Ga naar de inhoud

Meer inclusief?!

Vijf jaar lang hebben we als consortium ‘evaluatie passend onderwijs’ gewerkt aan allerlei onderzoeken met als doel na te gaan wat de impact van passend onderwijs is: op stelselniveau, niveau van samenwerkingsverbanden, ouders, leraren en leerlingen, en in verschillende onderwijssectoren. Eind mei 2020 werd het eindrapport beschikbaar en zijn de uitkomsten (vanwege de COVID-19-maatregelen) gepresenteerd op een online symposium. Strikt genomen zijn enkele beleidsdoelen gehaald. Maar er is ook nog een lange weg te gaan. De vraag is echter waar de weg naartoe leidt…

Gedurende de vijf jaar dat er onderzoek is uitgevoerd, heeft er een verschuiving in doelstelling plaatsgevonden: van passend onderwijs naar meer inclusief onderwijs. Onder druk van allerlei internationale verdragen (denk aan het VN-verdrag voor de Rechten van Mensen met een Beperking) en landelijke organisaties wordt er nu meer nadruk gelegd op het realiseren van inclusief onderwijs dan enkele jaren geleden. De Onderwijsraad heeft hierover recent een duidelijk standpunt ingenomen: op naar meer inclusiever onderwijs

De geschiedenis van ons Nederlandse gesegregeerde onderwijssysteem werkt niet mee om inclusief onderwijs te realiseren. Het is immers altijd mogelijk geweest om leerlingen met extra ondersteuningsbehoefte te verwijzen naar één van de vele vormen van speciaal onderwijs. Toewerken naar inclusief onderwijs impliceert dat dit (op termijn) niet meer mogelijk is en alle leerlingen naar het reguliere onderwijs gaan.

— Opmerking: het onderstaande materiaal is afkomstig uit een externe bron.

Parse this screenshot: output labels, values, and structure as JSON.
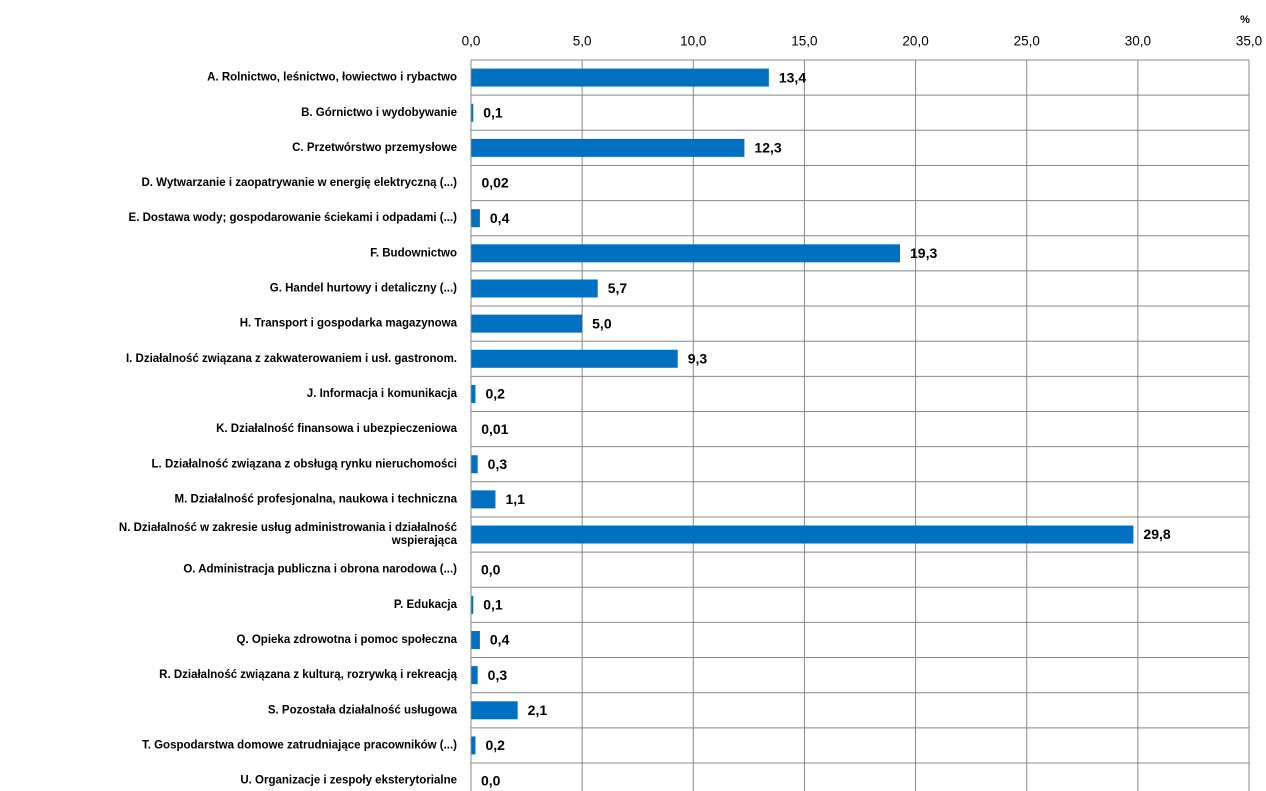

Om inclusief onderwijs te realiseren kan gebruik gemaakt worden van het kader dat geschetst wordt in de Index for Inclusion. Hierin wordt aangegeven dat de volgende drie aspecten nodig zijn: inclusive policies, inclusive cultures, inclusive practices. We hebben dus allereerst een beleid nodig dat specifiek gericht is op het realiseren van inclusief onderwijs, een beleid waarin een standpunt wordt ingenomen. Een zogenoemd ‘multitrack’ systeem dat Nederland kent, past daar niet bij. Daarnaast is er een cultuur nodig waarin de overtuiging leeft dat segregatie onwenselijk is en dat iedereen erbij hoort. Ook zijn er veranderingen in de klassenpraktijk nodig waardoor leraren tegemoet kunnen komen aan alle leerlingen.

Bij het lezen van nieuwsberichten of andere berichten in de media wordt de indruk weleens gewekt dat er in Nederland (nog) geen inclusief onderwijs is. Maar we moeten niet vergeten dat een groot deel van de leerlingen met extra ondersteuningsbehoefte al regulier onderwijs volgt. Deze leerlingen zijn ‘inclusief’. En dat er tussenvormen ontstaan zoals speciale klassen in een reguliere setting, symbiosetrajecten voor leerlingen, etc. Ook deze leerlingen zijn (deels) ‘inclusief’. Dit zijn mooie vormen om uiteindelijk toe te werken naar volledig inclusief onderwijs.

We zijn er nog niet, maar ik zie dat er stappen worden gezet naar meer inclusief onderwijs. En met een positieve bril op ben ik benieuwd waar we over enkele jaren staan! U ook?